Отец расшалился и потянул бабушку танцевать кадриль. Но она отказалась:
— Уволь, батюшка, из годов вышла.
Все окончилось благополучно. Допили вино, доели маринованные белые грибы, розовую соленую семгу и улеглись спать. А утром чуть свет отправился Федя в тайгу на лыжах. И у Черного озера побывал, и в Старый бор заглянул, а потом взошел на высокую Дивью гору и долго глядел на Онежское засыпанное снегом озеро. Вилась по снежной равнине проезжая дорога, а по бокам ее стояли сторожевые вехи — сосны да ели, чтобы не сбиться с пути в темную вьюжную ночь.
Так в то утро накатался Федя, что и нитки сухой на нем не осталось. Прикатил домой и залег на печку греться. Грелся-грелся и уснул. Разбудил кот Степан — провел пушистым хвостом по носу. Федя проснулся и сразу вспомнил, что сегодня поедут они с отцом в далекий южный город, где растут яблоки и виноград и откуда рукой подать до теплого Черного моря. Он радостно улыбнулся и погладил Степана по спине.
А на столе в это время кипел самовар, отец с бабушкой пили чай и ели праздничные пироги с черникой. Федя тоже захотел чаю и пирогов. Но только собрался спуститься с теплой печки, как услышал…
— Хороша ли жена у тебя, Николушка? — спрашивала бабушка.
— Красоты на двоих хватит! — засмеялся отец.
— Не про то спрашиваю, — перебила бабушка. — Сердце-то каково у нее? Полюбит ли она Федюшку?
Отец ответил не сразу.
— Полюбит, — наконец сказал он. — Я для Рыжика и семью завожу, хочу с сыном жить. Растет парень без матери, отца видит редко. Будто сирота…
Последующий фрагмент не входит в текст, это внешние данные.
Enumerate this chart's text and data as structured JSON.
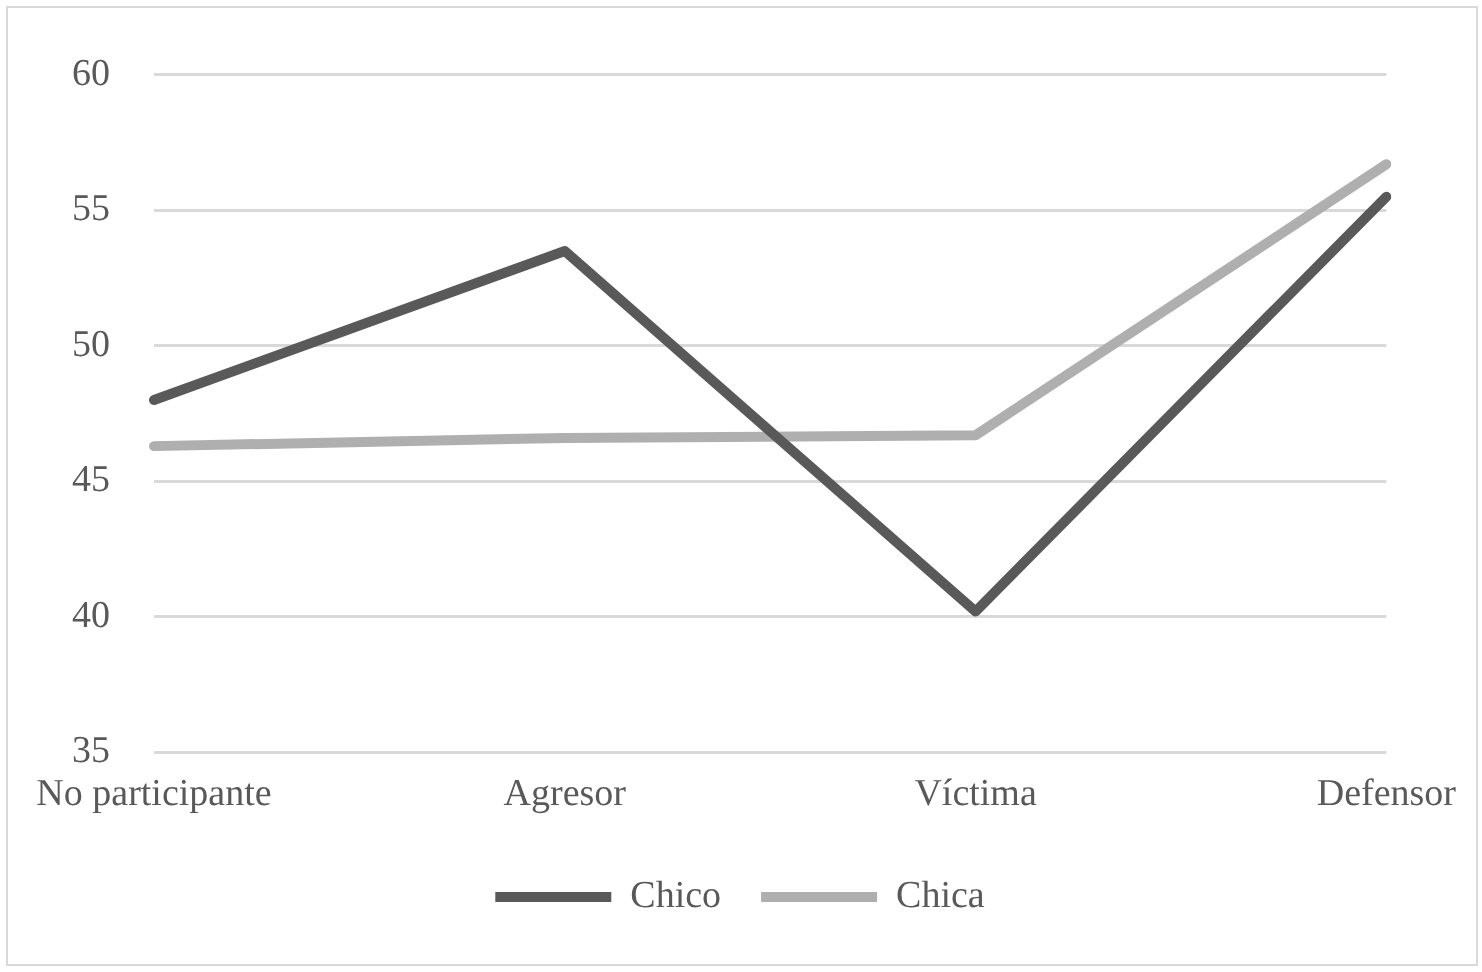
{
  "chart_data": {
    "type": "line",
    "categories": [
      "No participante",
      "Agresor",
      "Víctima",
      "Defensor"
    ],
    "series": [
      {
        "name": "Chico",
        "color": "#595959",
        "values": [
          48.0,
          53.5,
          40.2,
          55.5
        ]
      },
      {
        "name": "Chica",
        "color": "#afafaf",
        "values": [
          46.3,
          46.6,
          46.7,
          56.7
        ]
      }
    ],
    "ylim": [
      35,
      60
    ],
    "yticks": [
      35,
      40,
      45,
      50,
      55,
      60
    ],
    "grid": "y",
    "legend": "bottom",
    "marker": "none"
  }
}
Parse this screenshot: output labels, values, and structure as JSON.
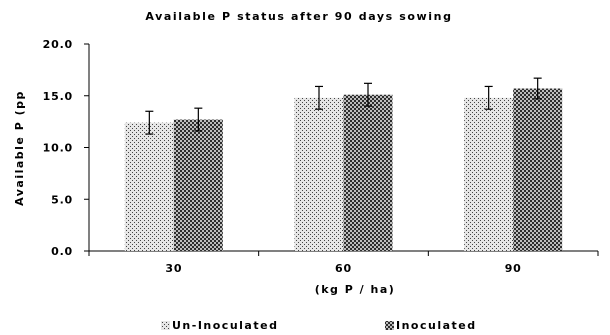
{
  "chart_data": {
    "type": "bar",
    "title": "Available P status after 90 days sowing",
    "xlabel": "(kg P / ha)",
    "ylabel": "Available P (pp",
    "categories": [
      "30",
      "60",
      "90"
    ],
    "ylim": [
      0,
      20
    ],
    "yticks": [
      "0.0",
      "5.0",
      "10.0",
      "15.0",
      "20.0"
    ],
    "grid": false,
    "legend_position": "bottom",
    "series": [
      {
        "name": "Un-Inoculated",
        "values": [
          12.4,
          14.8,
          14.8
        ],
        "error": [
          1.1,
          1.1,
          1.1
        ],
        "pattern": "light-dots"
      },
      {
        "name": "Inoculated",
        "values": [
          12.7,
          15.1,
          15.7
        ],
        "error": [
          1.1,
          1.1,
          1.0
        ],
        "pattern": "dark-checker"
      }
    ],
    "colors": {
      "axis": "#000000",
      "light_fill": "#e6e6e6",
      "light_dot": "#444444",
      "dark_fill": "#2e2e2e",
      "dark_dot": "#dddddd"
    }
  }
}
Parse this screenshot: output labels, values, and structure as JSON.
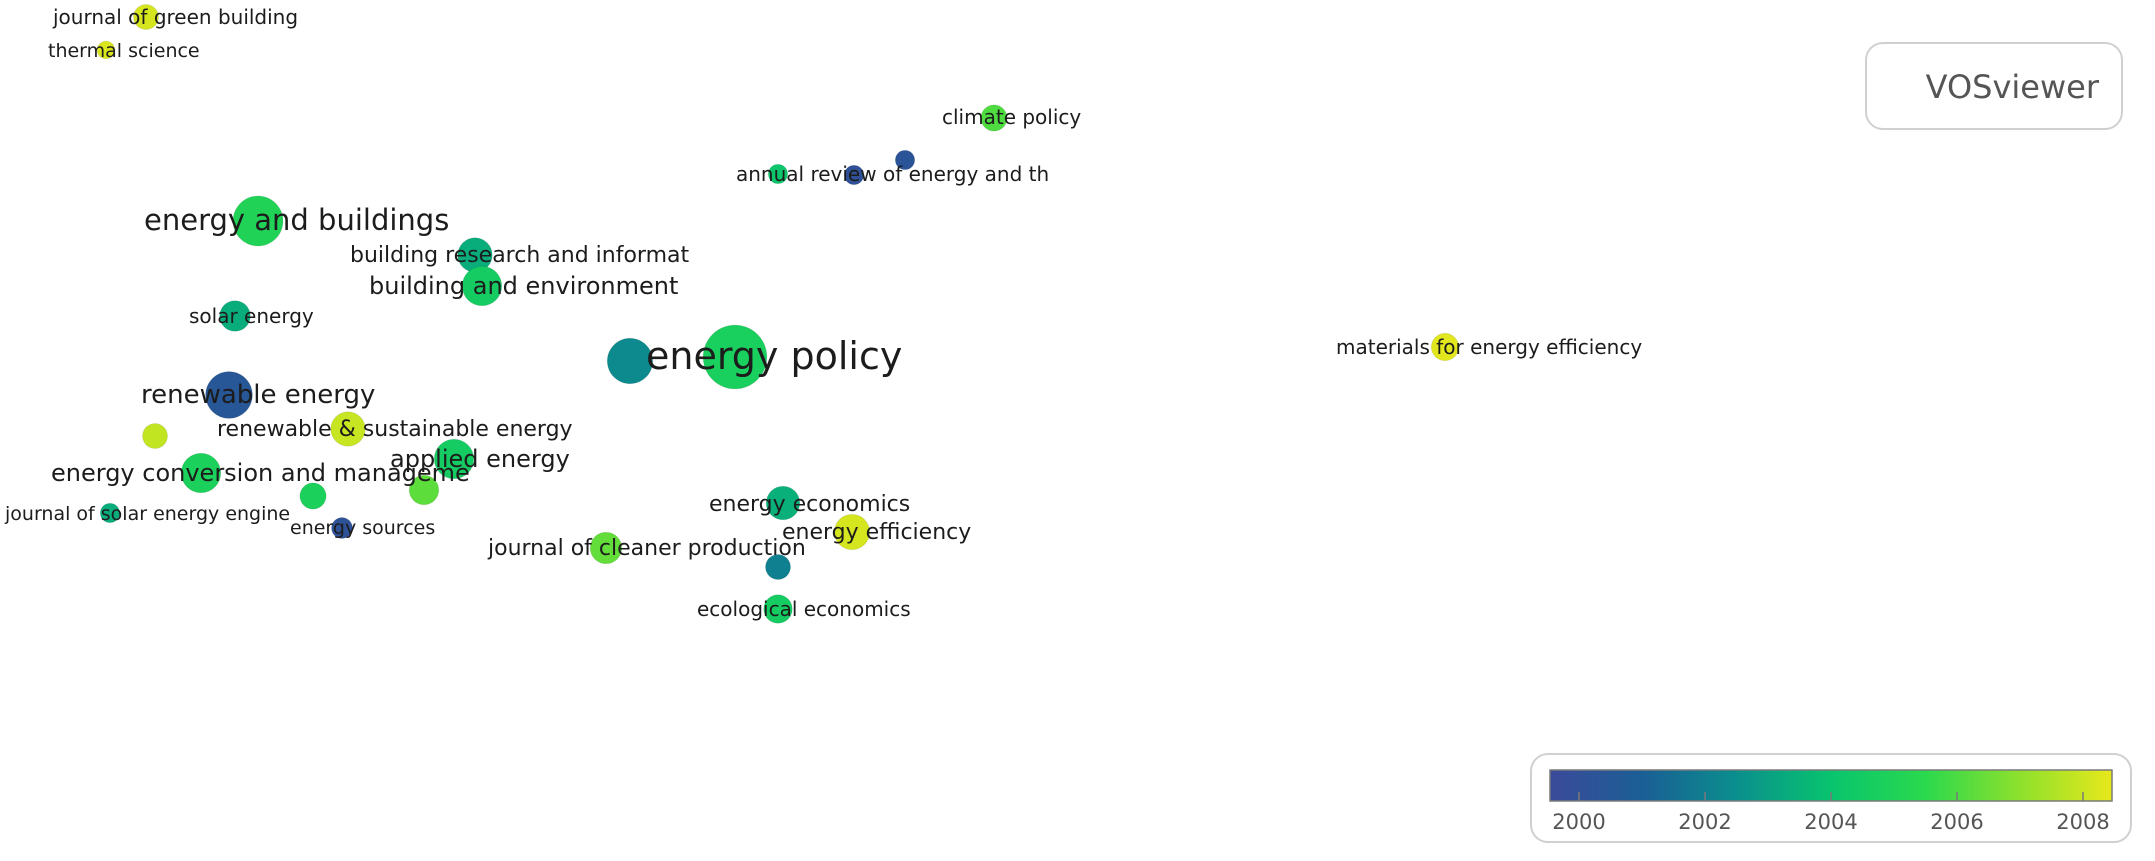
{
  "brand": "VOSviewer",
  "legend": {
    "labels": [
      "2000",
      "2002",
      "2004",
      "2006",
      "2008"
    ],
    "color_stops": [
      "#3b4a9a",
      "#1a5f95",
      "#0a8f8d",
      "#08c46e",
      "#2ad94d",
      "#8ce02d",
      "#e7e81b"
    ]
  },
  "nodes": [
    {
      "label": "journal of green building",
      "year": 2008.6,
      "weight": 1.0
    },
    {
      "label": "thermal science",
      "year": 2008.7,
      "weight": 0.5
    },
    {
      "label": "climate policy",
      "year": 2006.5,
      "weight": 1.1
    },
    {
      "label": "",
      "year": 2000.7,
      "weight": 0.6
    },
    {
      "label": "annual review of energy and th",
      "year": 2000.5,
      "weight": 0.6
    },
    {
      "label": "",
      "year": 2004.6,
      "weight": 0.6
    },
    {
      "label": "energy and buildings",
      "year": 2005.5,
      "weight": 4.0
    },
    {
      "label": "building research and informat",
      "year": 2003.8,
      "weight": 1.9
    },
    {
      "label": "building and environment",
      "year": 2005.0,
      "weight": 2.5
    },
    {
      "label": "solar energy",
      "year": 2003.8,
      "weight": 1.5
    },
    {
      "label": "energy policy",
      "year": 2005.2,
      "weight": 6.5
    },
    {
      "label": "",
      "year": 2002.8,
      "weight": 3.3
    },
    {
      "label": "materials for energy efficiency",
      "year": 2008.8,
      "weight": 1.2
    },
    {
      "label": "renewable energy",
      "year": 2000.9,
      "weight": 3.5
    },
    {
      "label": "renewable & sustainable energy",
      "year": 2008.4,
      "weight": 1.9
    },
    {
      "label": "",
      "year": 2008.3,
      "weight": 1.0
    },
    {
      "label": "applied energy",
      "year": 2005.0,
      "weight": 2.5
    },
    {
      "label": "energy conversion and manageme",
      "year": 2005.3,
      "weight": 2.5
    },
    {
      "label": "",
      "year": 2005.3,
      "weight": 1.1
    },
    {
      "label": "",
      "year": 2006.7,
      "weight": 1.4
    },
    {
      "label": "journal of solar energy engine",
      "year": 2003.8,
      "weight": 0.6
    },
    {
      "label": "energy sources",
      "year": 2000.6,
      "weight": 0.7
    },
    {
      "label": "energy economics",
      "year": 2003.9,
      "weight": 1.8
    },
    {
      "label": "energy efficiency",
      "year": 2008.6,
      "weight": 2.0
    },
    {
      "label": "journal of cleaner production",
      "year": 2006.8,
      "weight": 1.6
    },
    {
      "label": "",
      "year": 2002.5,
      "weight": 1.0
    },
    {
      "label": "ecological economics",
      "year": 2005.0,
      "weight": 1.3
    }
  ]
}
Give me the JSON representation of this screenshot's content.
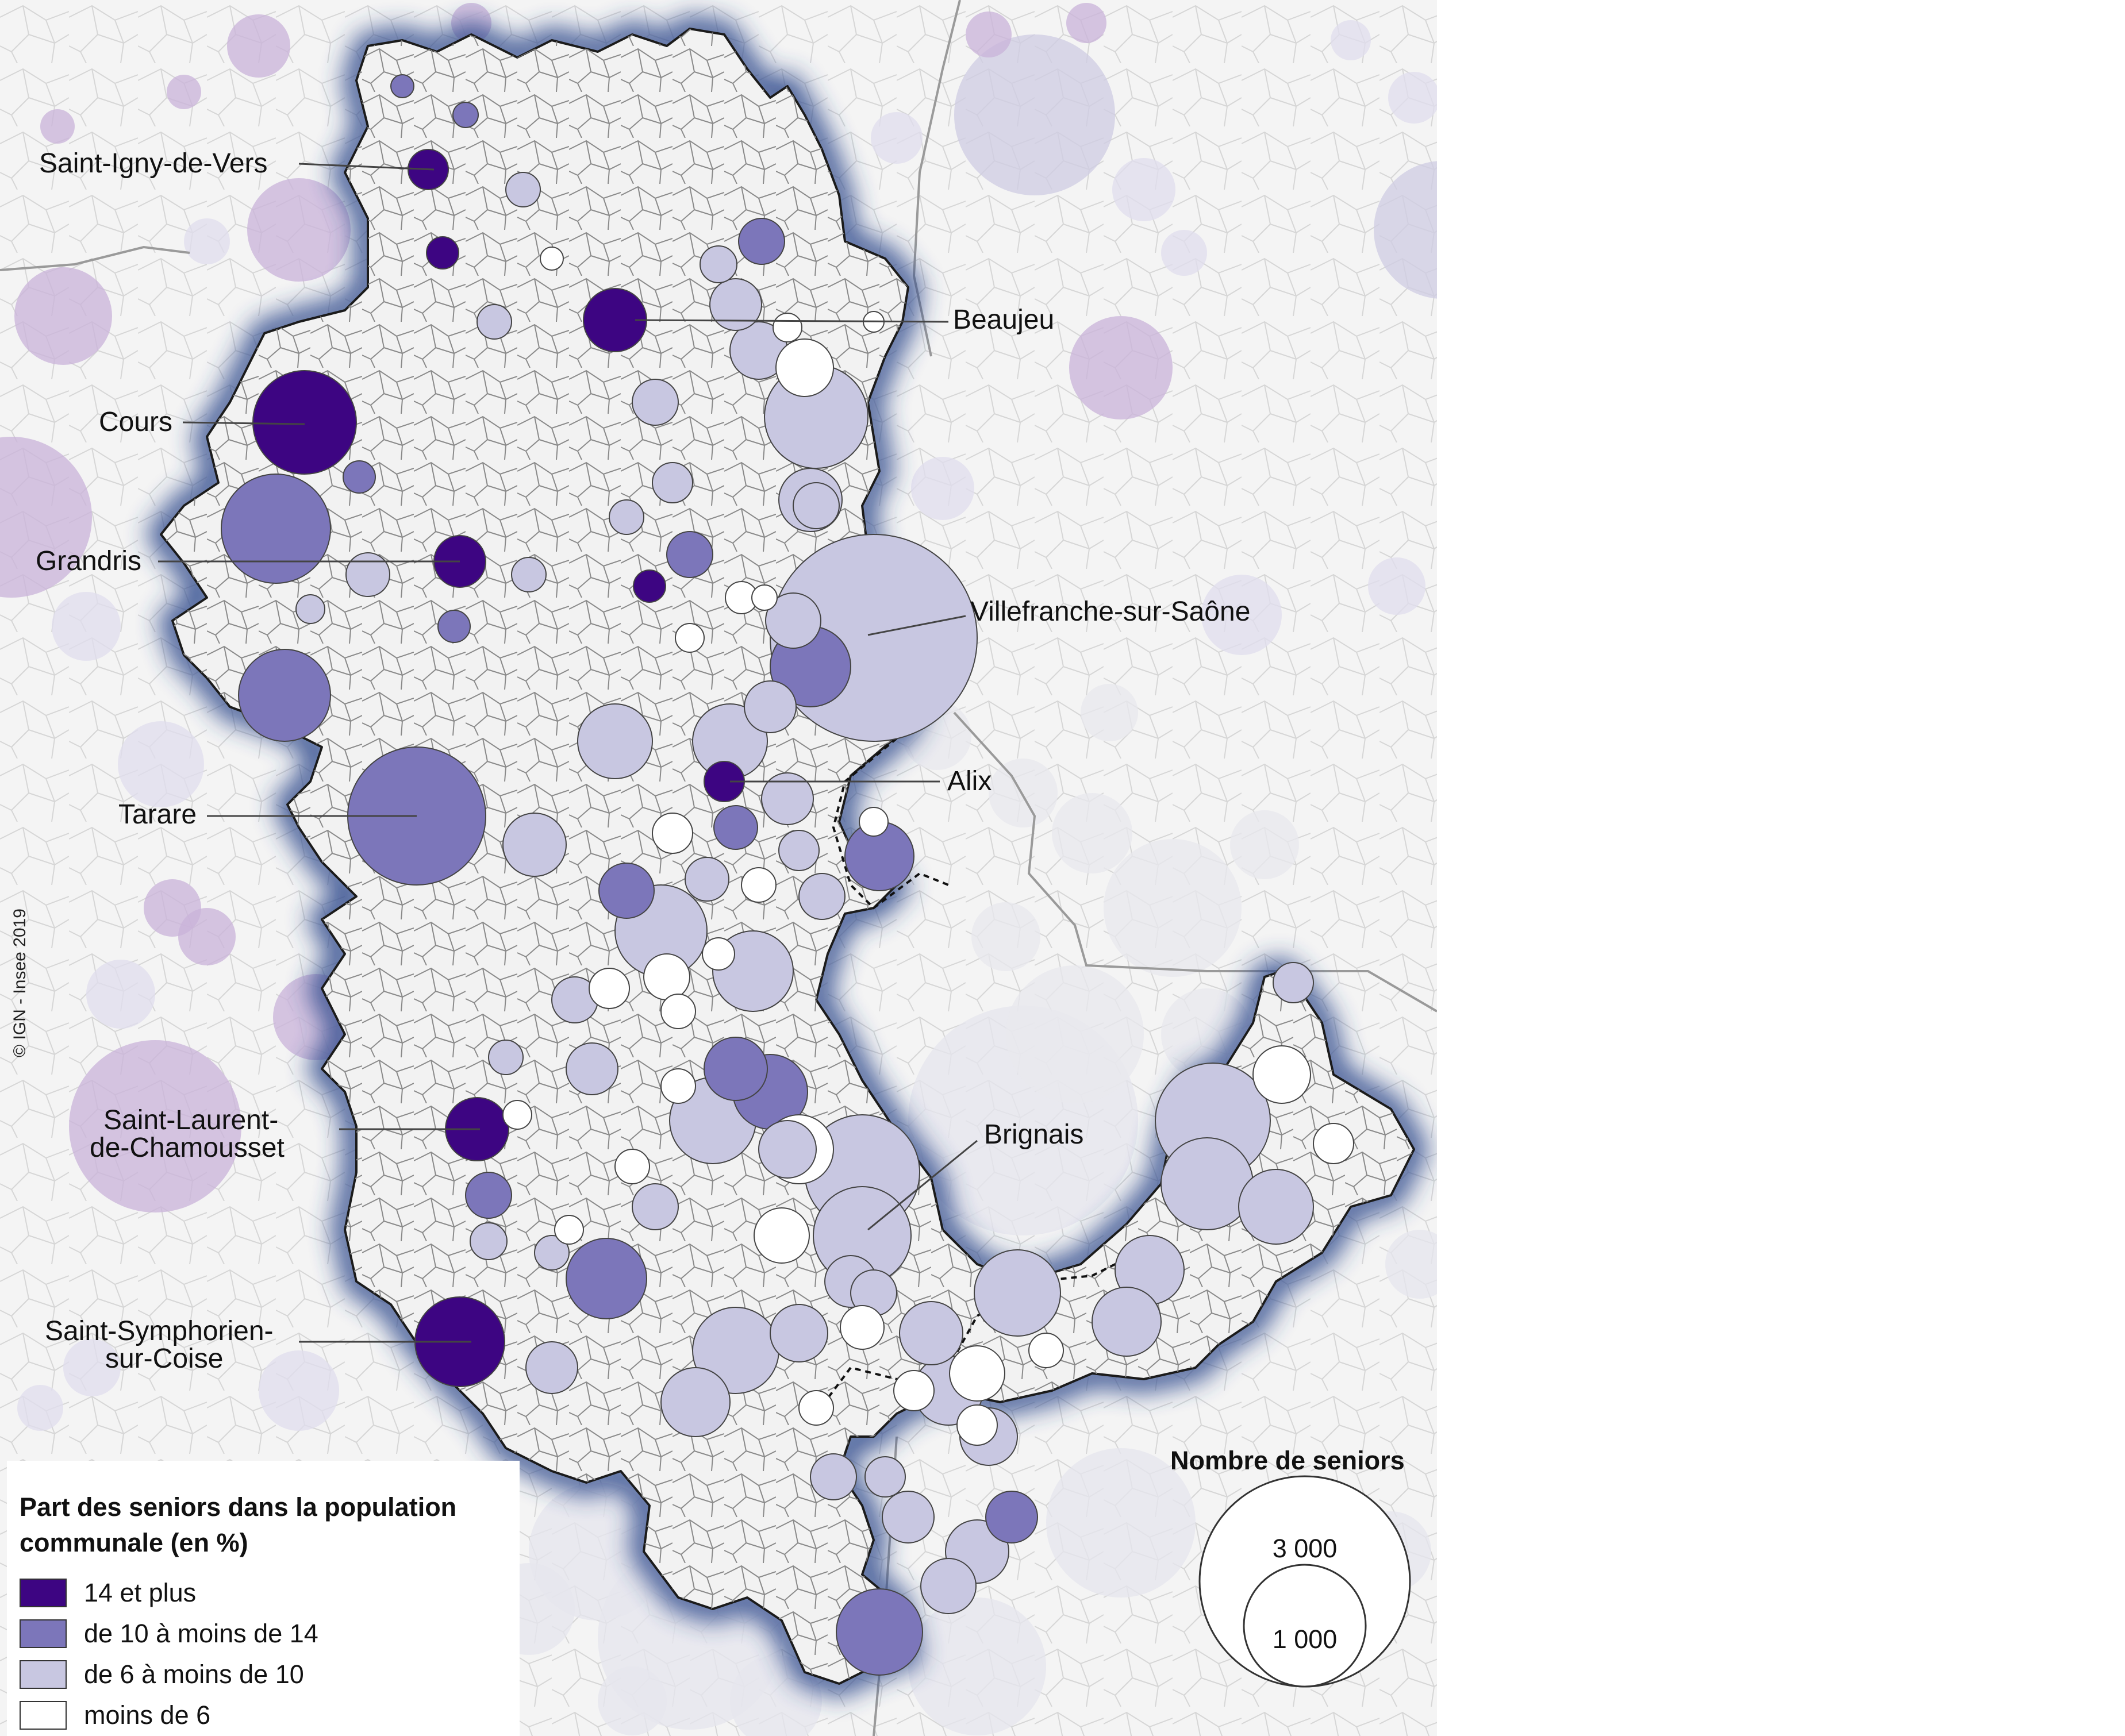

— Лаской я его не обделяла, батюшка, — тихо сказала бабушка. — По правде, по совести говорить — больше, чем тебя, лелеяла. И не дай бог, если Тамара Аркадьевна Федю обижать будет!
— Полно! — перебил отец. — Рыжик — самое дорогое для меня на свете.
Сердце у Феди колотилось как у того зайчонка, что однажды попал в капкан, и Федя пожалел его и выпустил. Федя посидел на печке, пока отец допил чай, потом слез и подсел к бабушке. И уж больше не отходил он от нее. Все думал: как же без бабушки жить-то будет? Не остаться ли ему здесь?… Но тогда опять будет Федя скучать по отцу и считать дни до его приезда…
Наступил вечер. Попросили в колхозе Карьку, и повез дед Тойво в санках с расписными боками Федю с отцом на станцию.
Бабушка долго стояла на крыльце и махала им вслед платком. Федя тоже махал красной варежкой, хотя плохо видел бабушку от слез, застилавших ему глаза.
…Три дня и три ночи мчался на юг скорый поезд. Вначале бесновалась метель и начисто залепила снегом вагонное окно. Наконец поезд вырвался из вьюжной полосы. Замелькали за окном елки и сосны, плотно укутанные снегом, пролетали села и деревни. А лес все редел и редел и в конце концов исчез. И деревянные дома тоже исчезли. Пошли белые хаты, пошла заснеженная степь без конца и без края.